IOctopus: Outsmarting Nonuniform DMA

Session: Smart peripherals--Outside the box.

Authors: Igor Smolyar (Technion--Israel Institute of Technology and VMware Research); Alex Markuze (Technion--Israel Institute of Technology); Boris Pismenny (Technion--Israel Institute of Technology and Mellanox); Haggai Eran (Technion--Israel Institute of Technology and Mellanox); Gerd Zellweger (VMware Research); Austin Bolen (Dell); Liran Liss (Mellanox Technologies); Adam Morrison (Tel Aviv University); Dan Tsafrir (Technion--Israel Institute of Technology and VMware Research)

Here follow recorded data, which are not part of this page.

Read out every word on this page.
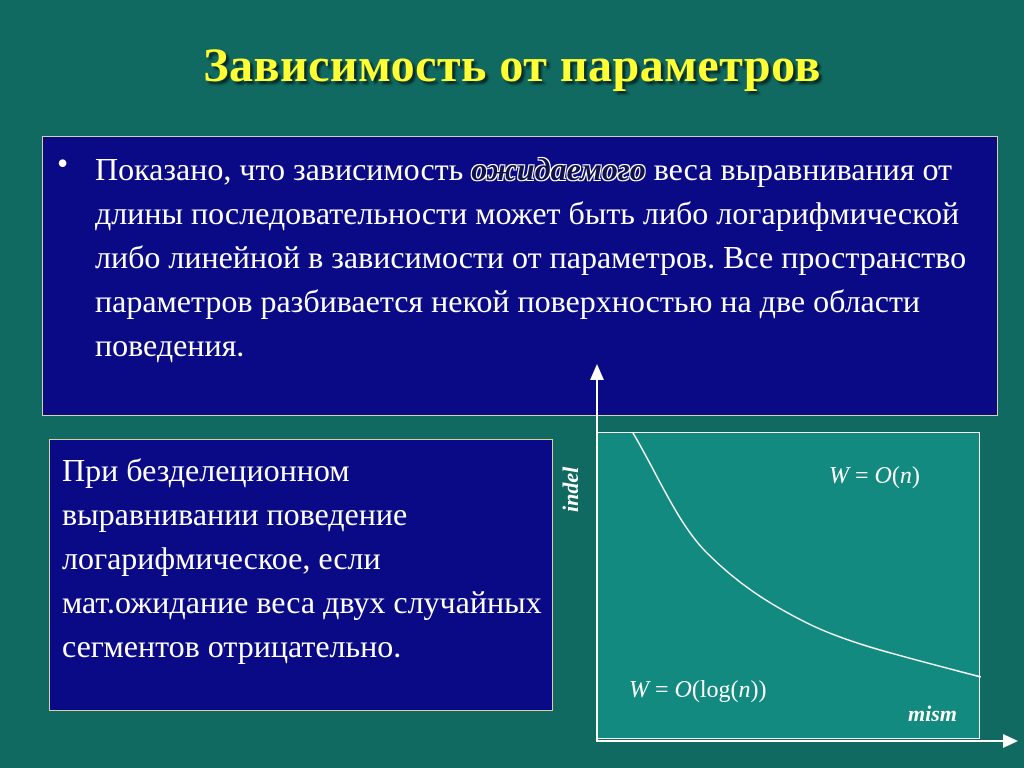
Зависимость от параметров
• Показано, что зависимость ожидаемого веса выравнивания от длины последовательности может быть либо логарифмической либо линейной в зависимости от параметров. Все пространство параметров разбивается некой поверхностью на две области поведения.
При безделеционном выравнивании поведение логарифмическое, если мат.ожидание веса двух случайных сегментов отрицательно.
W = O(n)
W = O(log(n))
mism
indel
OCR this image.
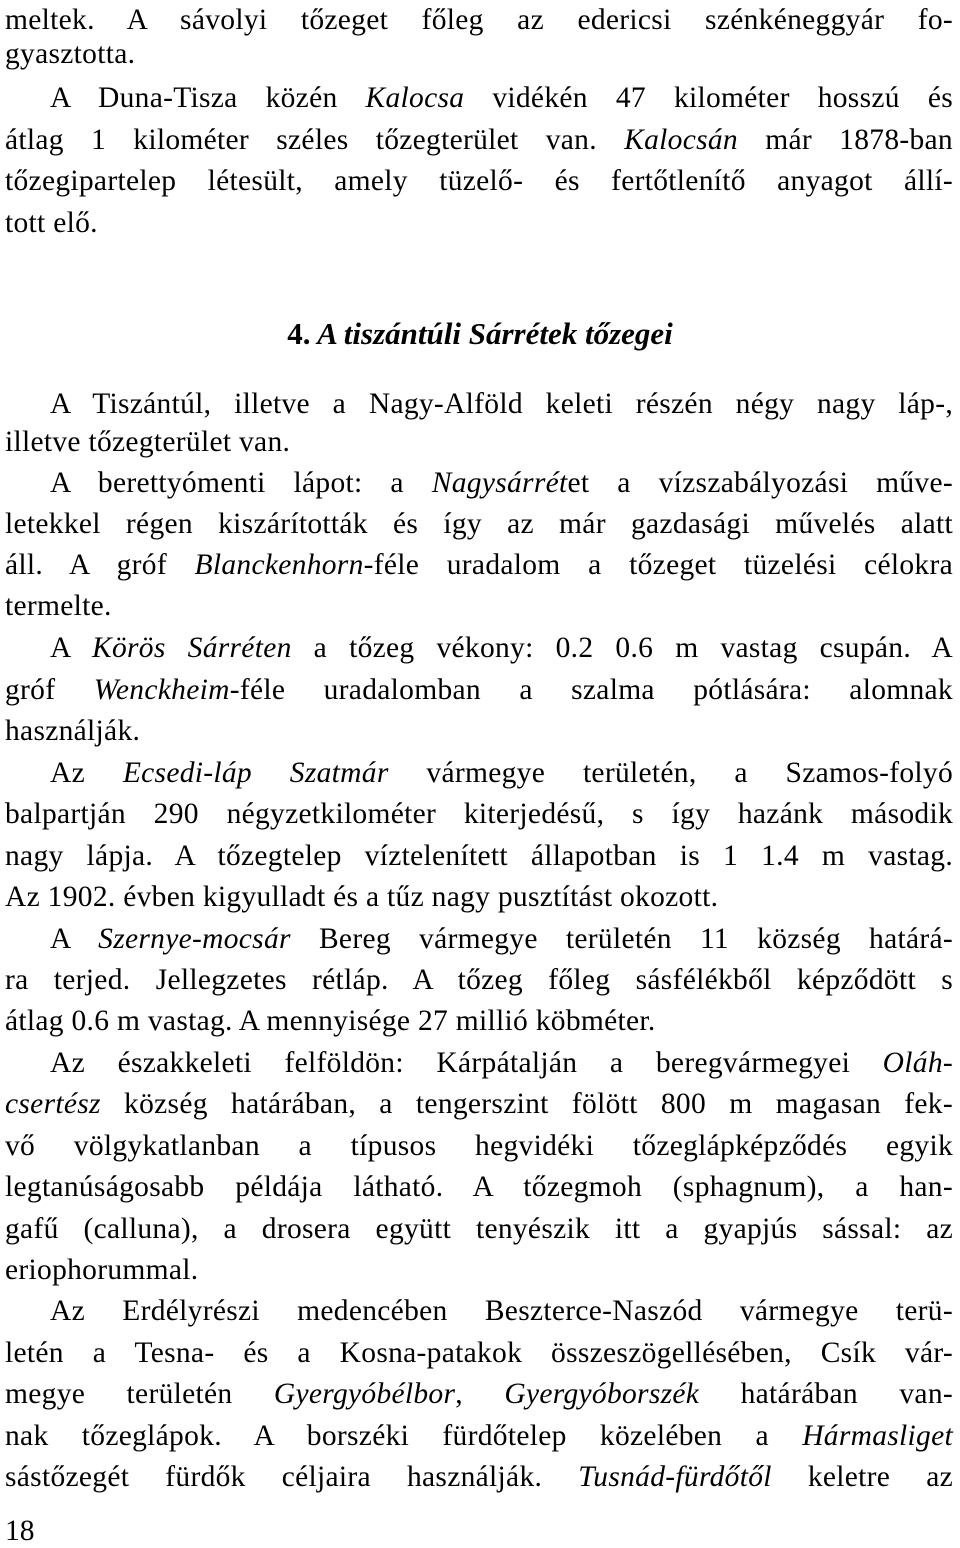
meltek. A sávolyi tőzeget főleg az edericsi szénkéneggyár fo-
gyasztotta.
A Duna-Tisza közén Kalocsa vidékén 47 kilométer hosszú és
átlag 1 kilométer széles tőzegterület van. Kalocsán már 1878-ban
tőzegipartelep létesült, amely tüzelő- és fertőtlenítő anyagot állí-
tott elő.
4. A tiszántúli Sárrétek tőzegei
A Tiszántúl, illetve a Nagy-Alföld keleti részén négy nagy láp-,
illetve tőzegterület van.
A berettyómenti lápot: a Nagysárrétet a vízszabályozási műve-
letekkel régen kiszárították és így az már gazdasági művelés alatt
áll. A gróf Blanckenhorn-féle uradalom a tőzeget tüzelési célokra
termelte.
A Körös Sárréten a tőzeg vékony: 0.2 0.6 m vastag csupán. A
gróf Wenckheim-féle uradalomban a szalma pótlására: alomnak
használják.
Az Ecsedi-láp Szatmár vármegye területén, a Szamos-folyó
balpartján 290 négyzetkilométer kiterjedésű, s így hazánk második
nagy lápja. A tőzegtelep víztelenített állapotban is 1 1.4 m vastag.
Az 1902. évben kigyulladt és a tűz nagy pusztítást okozott.
A Szernye-mocsár Bereg vármegye területén 11 község határá-
ra terjed. Jellegzetes rétláp. A tőzeg főleg sásfélékből képződött s
átlag 0.6 m vastag. A mennyisége 27 millió köbméter.
Az északkeleti felföldön: Kárpátalján a beregvármegyei Oláh-
csertész község határában, a tengerszint fölött 800 m magasan fek-
vő völgykatlanban a típusos hegvidéki tőzeglápképződés egyik
legtanúságosabb példája látható. A tőzegmoh (sphagnum), a han-
gafű (calluna), a drosera együtt tenyészik itt a gyapjús sással: az
eriophorummal.
Az Erdélyrészi medencében Beszterce-Naszód vármegye terü-
letén a Tesna- és a Kosna-patakok összeszögellésében, Csík vár-
megye területén Gyergyóbélbor, Gyergyóborszék határában van-
nak tőzeglápok. A borszéki fürdőtelep közelében a Hármasliget
sástőzegét fürdők céljaira használják. Tusnád-fürdőtől keletre az
18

In a multi-CPU server, memory modules are local to the CPU to which they are connected, forming a nonuniform memory access (NUMA) architecture. Because non-local accesses are slower than local accesses, the NUMA architecture might degrade application performance. Similar slowdowns occur when an I/O device issues nonuniform DMA (NUDMA) operations, as the device is connected to memory via a single CPU. NUDMA effects therefore degrade application performance similarly to NUMA effects. We observe that the similarity is not inherent but rather a product of disregarding the intrinsic differences between I/O and CPU memory accesses. Whereas NUMA effects are inevitable, we show that NUDMA effects can and should be eliminated. We present IOctopus, a device architecture that makes NUDMA impossible by unifying multiple physical PCIe functions--one per CPU--in manner that makes them appear as one, both to the system software and externally to the server. IOctopus requires only a modest change to the device driver and firmware. We implement it on existing hardware and demonstrate that it improves throughput and latency by as much as $2.7\times$ and $1.28\times$, respectively, while ridding developers from the need to combat (what appeared to be) an unavoidable type of overhead.